Варвара Михайловна завела глаза, моля бога о терпении. Больше всего ей хотелось бы сейчас схватить добрую орясину да вломить строптивице поперек спины, чтоб неделю потом лежала пластом, не в силах ни ногой, ни рукой шевельнуть, оплакивая глупость свою девичью. Она передохнула, подождала, покуда от взора отойдет белая муть бешенства, и вновь начала уговоры, но при этом ей казалось, что маятник часов в коробке красного дерева, некогда привезенных деверем ее, Александром Данилычем, еще из Голландии, где он побывал с великим Саардамским плотником [4], бьет ей прямо по темечку – да в лоб, по темечку – да в лоб.
– Сама знаешь, Екатерина ощущала себя в долгу перед батюшкою твоим, оттого и не смогла отказать ему, завещала волю предсмертную – жениться внуку на тебе.

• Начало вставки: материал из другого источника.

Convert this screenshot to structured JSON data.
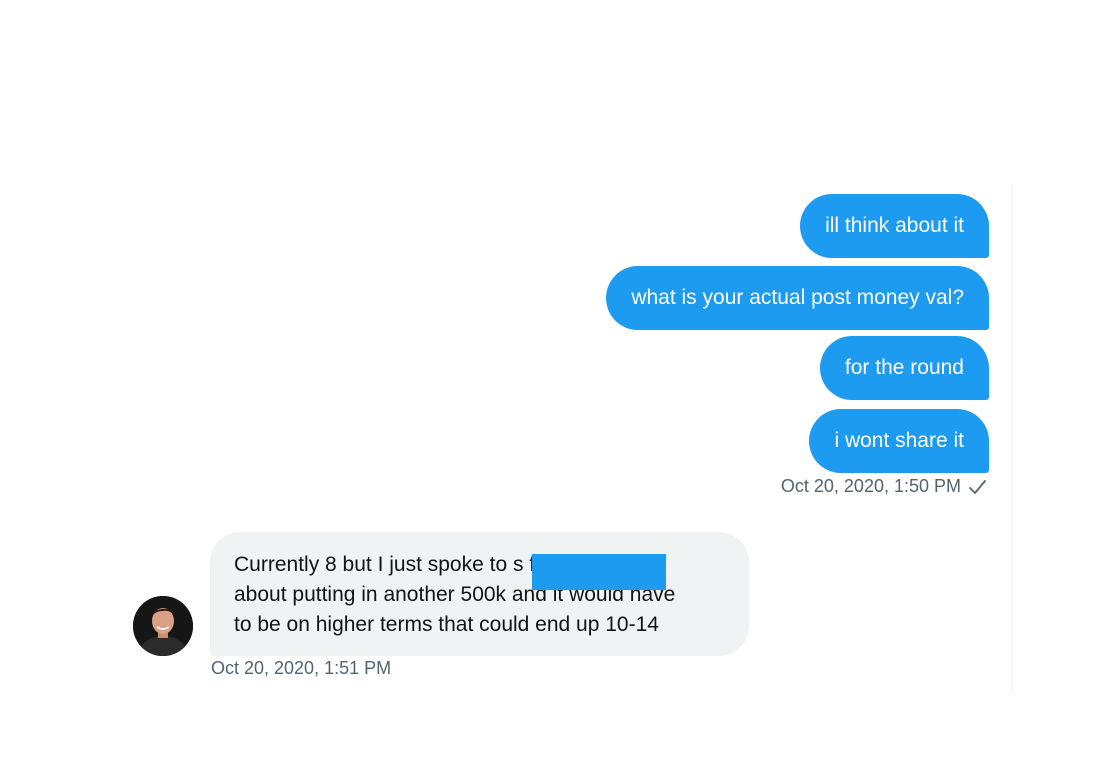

– Не могла отказать? – переспросила с усмешкою Маша. – Почему же сие? Не потому ли, что некогда была препровождена в императорскую постель с ложа батюшкина?
Бац! Из Машиных глаз искры посыпались, а Варвара Михайловна, отвесив сию оплеуху, ощутила такое облегчение, что почти миролюбиво ответила:
– Твое счастье, дура, что при нас нет чужих ушей! Вспомнила бы еще про Марту Скавронскую, которая в соломе с какими-то преображенцами валялась, прежде чем досталась Борису Петровичу Шереметеву, а уж от него… – Она многозначительно умолкла.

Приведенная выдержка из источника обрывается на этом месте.